Richtlinie des BMF vom 16.06.2008, BMF-010203/0299-VI/6/2008
5 Betriebseinnahmen und Betriebsausgaben
5.5 Einzelne Betriebsausgaben

5.5.8 Verteilung bestimmter Vorauszahlungen

5.5.8.1 Allgemeines

1381Vorauszahlungen sind solche Zahlungen, die wirtschaftlich einem späteren Zeitraum als jenem, in welchem der Zahlungszeitpunkt liegt, zuzurechnen sind. Das heißt, dass der Zahlung noch keine Leistung des Empfängers gegenübersteht.

5.5.8.2 Zu verteilende Aufwendungen

1382Die Aufzählung jener Aufwendungen, auf die sich das Verteilungsgebot des § 19 Abs. 3 EStG 1988 erstreckt, ist eine erschöpfende (VwGH 24.10.1995, 95/14/0057). Vorauszahlungen, die in dieser Bestimmung nicht enthalten sind, sind daher idR im Leistungszeitpunkt abzusetzen.
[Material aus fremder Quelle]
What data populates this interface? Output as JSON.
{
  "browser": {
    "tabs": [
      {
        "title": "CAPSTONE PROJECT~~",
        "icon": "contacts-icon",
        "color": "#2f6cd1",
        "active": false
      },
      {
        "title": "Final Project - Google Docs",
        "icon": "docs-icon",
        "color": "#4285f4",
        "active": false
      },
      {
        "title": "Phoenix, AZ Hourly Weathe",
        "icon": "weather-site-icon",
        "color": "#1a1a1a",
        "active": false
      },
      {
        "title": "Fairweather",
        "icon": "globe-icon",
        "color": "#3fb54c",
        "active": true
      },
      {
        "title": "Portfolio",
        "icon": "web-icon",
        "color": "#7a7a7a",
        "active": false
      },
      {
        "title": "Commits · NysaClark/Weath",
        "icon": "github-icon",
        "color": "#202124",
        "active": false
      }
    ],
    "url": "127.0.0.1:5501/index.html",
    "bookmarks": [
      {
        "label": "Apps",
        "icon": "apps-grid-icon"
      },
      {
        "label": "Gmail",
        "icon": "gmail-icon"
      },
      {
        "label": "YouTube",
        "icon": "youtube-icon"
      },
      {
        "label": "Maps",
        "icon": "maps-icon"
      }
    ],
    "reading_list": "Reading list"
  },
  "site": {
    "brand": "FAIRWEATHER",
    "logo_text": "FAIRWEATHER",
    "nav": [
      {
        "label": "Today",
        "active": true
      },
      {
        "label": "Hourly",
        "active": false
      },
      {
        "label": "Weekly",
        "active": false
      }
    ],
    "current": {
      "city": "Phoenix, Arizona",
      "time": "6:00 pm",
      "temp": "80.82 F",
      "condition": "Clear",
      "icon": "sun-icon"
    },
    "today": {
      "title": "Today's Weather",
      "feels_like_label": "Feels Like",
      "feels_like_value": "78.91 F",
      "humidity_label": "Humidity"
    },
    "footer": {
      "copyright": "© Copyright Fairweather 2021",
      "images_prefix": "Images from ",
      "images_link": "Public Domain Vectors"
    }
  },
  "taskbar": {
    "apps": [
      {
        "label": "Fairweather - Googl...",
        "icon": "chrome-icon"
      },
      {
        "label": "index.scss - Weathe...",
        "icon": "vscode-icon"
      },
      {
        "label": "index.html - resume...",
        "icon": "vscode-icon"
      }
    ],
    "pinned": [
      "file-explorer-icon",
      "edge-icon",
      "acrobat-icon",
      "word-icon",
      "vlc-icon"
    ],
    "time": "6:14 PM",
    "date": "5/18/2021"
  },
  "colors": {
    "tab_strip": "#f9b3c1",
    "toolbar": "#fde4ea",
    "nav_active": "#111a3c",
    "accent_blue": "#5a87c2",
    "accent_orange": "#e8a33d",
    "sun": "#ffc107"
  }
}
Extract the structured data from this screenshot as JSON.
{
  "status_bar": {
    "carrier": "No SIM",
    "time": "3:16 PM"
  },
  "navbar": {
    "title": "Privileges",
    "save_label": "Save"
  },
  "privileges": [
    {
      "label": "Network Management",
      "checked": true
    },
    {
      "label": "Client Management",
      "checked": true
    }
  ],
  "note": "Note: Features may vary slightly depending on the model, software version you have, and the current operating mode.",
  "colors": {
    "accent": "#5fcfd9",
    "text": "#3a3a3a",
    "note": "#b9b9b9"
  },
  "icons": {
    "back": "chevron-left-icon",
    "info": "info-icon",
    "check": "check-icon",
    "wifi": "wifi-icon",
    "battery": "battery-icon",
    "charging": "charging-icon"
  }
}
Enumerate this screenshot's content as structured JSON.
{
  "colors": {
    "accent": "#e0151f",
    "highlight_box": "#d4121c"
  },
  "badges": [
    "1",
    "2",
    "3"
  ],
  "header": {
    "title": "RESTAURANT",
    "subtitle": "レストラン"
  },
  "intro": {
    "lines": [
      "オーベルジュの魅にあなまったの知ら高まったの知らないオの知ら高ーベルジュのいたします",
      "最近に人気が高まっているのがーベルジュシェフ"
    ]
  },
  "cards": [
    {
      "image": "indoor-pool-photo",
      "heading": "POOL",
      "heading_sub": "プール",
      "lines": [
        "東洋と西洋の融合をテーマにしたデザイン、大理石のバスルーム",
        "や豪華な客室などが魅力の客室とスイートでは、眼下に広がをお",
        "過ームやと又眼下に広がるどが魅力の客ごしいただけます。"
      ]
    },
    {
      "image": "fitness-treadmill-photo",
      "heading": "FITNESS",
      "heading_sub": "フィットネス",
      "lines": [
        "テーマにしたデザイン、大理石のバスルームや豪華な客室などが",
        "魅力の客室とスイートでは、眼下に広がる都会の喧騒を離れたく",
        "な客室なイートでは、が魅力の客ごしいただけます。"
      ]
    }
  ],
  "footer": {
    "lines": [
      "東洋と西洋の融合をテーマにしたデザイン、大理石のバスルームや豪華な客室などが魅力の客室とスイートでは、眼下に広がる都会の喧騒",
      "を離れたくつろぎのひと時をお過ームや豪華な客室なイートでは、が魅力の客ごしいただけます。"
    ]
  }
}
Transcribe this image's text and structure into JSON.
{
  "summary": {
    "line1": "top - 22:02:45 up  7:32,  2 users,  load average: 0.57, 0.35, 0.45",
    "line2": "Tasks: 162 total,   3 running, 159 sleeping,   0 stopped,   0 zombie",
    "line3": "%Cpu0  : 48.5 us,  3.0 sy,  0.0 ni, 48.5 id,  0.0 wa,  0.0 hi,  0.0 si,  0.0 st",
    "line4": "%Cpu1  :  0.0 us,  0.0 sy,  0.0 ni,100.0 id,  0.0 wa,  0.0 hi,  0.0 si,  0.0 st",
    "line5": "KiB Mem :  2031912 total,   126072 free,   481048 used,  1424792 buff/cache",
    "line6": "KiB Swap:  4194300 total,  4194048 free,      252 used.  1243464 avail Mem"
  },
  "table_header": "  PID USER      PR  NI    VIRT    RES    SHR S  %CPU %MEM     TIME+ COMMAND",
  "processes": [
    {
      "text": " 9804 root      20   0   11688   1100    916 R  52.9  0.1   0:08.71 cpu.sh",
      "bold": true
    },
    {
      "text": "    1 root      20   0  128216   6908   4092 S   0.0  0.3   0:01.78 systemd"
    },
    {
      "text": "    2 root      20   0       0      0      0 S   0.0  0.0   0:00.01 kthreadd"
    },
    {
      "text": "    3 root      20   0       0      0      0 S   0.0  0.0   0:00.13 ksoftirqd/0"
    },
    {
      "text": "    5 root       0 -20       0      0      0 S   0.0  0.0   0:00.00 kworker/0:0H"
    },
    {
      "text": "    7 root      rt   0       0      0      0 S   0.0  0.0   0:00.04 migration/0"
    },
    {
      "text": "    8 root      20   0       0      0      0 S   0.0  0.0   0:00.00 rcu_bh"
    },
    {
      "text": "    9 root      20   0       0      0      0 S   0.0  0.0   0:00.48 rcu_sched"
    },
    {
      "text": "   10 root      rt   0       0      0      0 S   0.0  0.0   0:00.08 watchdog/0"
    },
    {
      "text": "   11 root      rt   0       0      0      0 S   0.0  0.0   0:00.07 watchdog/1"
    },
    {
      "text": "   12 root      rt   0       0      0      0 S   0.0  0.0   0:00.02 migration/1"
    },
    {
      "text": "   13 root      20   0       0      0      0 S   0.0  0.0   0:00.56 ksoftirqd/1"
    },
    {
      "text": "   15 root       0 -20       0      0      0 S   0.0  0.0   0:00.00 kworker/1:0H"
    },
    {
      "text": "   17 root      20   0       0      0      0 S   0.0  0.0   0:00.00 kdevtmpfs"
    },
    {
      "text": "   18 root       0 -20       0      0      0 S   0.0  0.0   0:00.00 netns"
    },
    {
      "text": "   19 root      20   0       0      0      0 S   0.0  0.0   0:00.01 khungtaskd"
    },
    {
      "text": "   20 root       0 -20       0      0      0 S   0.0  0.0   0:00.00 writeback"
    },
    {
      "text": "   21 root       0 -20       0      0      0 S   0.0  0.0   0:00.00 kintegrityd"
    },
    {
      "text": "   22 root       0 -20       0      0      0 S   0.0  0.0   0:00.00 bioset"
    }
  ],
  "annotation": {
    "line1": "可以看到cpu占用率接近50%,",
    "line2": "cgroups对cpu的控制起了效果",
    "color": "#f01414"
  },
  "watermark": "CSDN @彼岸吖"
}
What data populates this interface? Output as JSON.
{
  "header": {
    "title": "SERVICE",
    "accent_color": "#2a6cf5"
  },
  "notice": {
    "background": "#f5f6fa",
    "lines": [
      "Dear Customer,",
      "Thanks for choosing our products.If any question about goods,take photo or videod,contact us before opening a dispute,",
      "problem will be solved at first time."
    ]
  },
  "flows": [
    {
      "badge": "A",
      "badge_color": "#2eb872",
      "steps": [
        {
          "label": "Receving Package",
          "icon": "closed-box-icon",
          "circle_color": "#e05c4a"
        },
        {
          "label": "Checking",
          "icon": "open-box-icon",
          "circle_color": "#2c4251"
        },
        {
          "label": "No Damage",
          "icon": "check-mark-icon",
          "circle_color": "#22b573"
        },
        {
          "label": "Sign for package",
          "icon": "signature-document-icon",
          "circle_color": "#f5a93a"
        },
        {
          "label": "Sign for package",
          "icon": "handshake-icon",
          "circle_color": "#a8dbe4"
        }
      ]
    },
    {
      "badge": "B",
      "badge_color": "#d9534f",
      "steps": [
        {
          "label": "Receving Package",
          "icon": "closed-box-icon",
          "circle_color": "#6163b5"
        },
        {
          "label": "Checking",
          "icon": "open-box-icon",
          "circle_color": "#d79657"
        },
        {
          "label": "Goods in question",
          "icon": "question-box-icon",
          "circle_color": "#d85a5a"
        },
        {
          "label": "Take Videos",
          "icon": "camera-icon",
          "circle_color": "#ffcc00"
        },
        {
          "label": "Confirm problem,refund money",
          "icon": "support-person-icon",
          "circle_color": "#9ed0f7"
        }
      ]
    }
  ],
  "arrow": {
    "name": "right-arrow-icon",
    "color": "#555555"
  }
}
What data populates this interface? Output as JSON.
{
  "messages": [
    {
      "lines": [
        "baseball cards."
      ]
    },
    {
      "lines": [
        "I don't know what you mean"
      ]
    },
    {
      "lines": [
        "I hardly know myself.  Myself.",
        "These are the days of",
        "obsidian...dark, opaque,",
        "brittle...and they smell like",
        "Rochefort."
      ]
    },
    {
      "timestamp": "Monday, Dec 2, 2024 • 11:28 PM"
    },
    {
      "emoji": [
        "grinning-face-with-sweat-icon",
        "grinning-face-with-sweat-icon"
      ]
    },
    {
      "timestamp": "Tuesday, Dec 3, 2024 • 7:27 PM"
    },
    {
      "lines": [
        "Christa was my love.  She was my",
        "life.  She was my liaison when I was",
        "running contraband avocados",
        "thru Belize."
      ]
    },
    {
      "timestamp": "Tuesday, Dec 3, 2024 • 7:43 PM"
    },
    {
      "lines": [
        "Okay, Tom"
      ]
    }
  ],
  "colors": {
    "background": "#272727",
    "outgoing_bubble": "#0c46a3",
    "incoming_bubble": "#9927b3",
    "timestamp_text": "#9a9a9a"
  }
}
Bei diesen Aufwendungen ist nicht die Bezeichnung, sondern die wirtschaftliche Funktion maßgebend (VwGH 12.8.1994, 94/14/0064). Im Einzelnen sind darunter zu verstehen:

Beratungskosten

1383Diese umfassen jegliche Form einer Beratung, wie zB Rechts- und Steuerberatung sowie die technische und wirtschaftliche Beratung.

Bürgschaftskosten

1384Darunter sind durch die Übernahme einer Bürgschaft durch einen Dritten verursachten Kosten zu verstehen. Die anlässlich der Bürgschaft entstehenden sonstigen Aufwendungen (zB Gebühren) sind hingegen sofort abzugsfähig.

Fremdmittelkosten

1385Dies sind alle mit der Aufnahme von Fremdmitteln in Zusammenhang stehenden Kosten (wie insbesondere Zinsen). Bearbeitungs-, Kredit-, Darlehens-, Eintragungsgebühren usw. sind - soweit sie nicht verdeckte Zinsenzahlungen sind - keine zu verteilenden Vorauszahlungen.

Garantiekosten

1386Dies sind die mit Bankgarantien verbundenen Kosten.

Mietkosten

1387Darunter sind Kosten für die entgeltliche Überlassung beweglicher und unbeweglicher Wirtschaftsgüter samt Betriebskosten zu verstehen. Dabei kommt es auf die Bezeichnung "Miete" nicht an, sodass vom Verteilungsgebot bspw. auch Leasing- und Pachtzahlungen, die vom Bestandnehmer geleisteten Betriebskosten sowie Zahlungen für Mietgarantien umfasst sind. Einmalzahlungen für den Erwerb eines Mietrechtes sind jedoch nicht verteilungspflichtig, sondern als Aufwendungen für das Wirtschaftsgut "Mietrecht" im Wege der AfA abzusetzen.

Treuhandkosten

1388Dies sind jene Kosten, die der Treuhänder für seine Tätigkeit (zB Abschluss von Verträgen, Namhaftmachen von Darlehensgebern usw.) verrechnet.

Vermittlungskosten

1389Diese fallen für die Vermittlung bestimmter Leistungen oder Vertragspartner (zB eines Generalunternehmers bei einem Bauvorhaben) an; sie fallen nur insoweit unter den Anwendungsbereich des § 4 Abs. 6 EStG 1988, als sie nicht zu den Anschaffungskosten des Wirtschaftsgutes gehören.

Vertriebskosten

1390Dies sind vor allem mit der Kundenakquisition in Zusammenhang stehende Kosten (zB Werbeaufwand, Kosten der Erstellung von Prospekten, Verkaufs- und Vermittlungsprovisionen).

Verwaltungskosten

1391Diese sind vor allem in Zusammenhang mit der Verwaltung von Mietobjekten stehende Aufwendungen.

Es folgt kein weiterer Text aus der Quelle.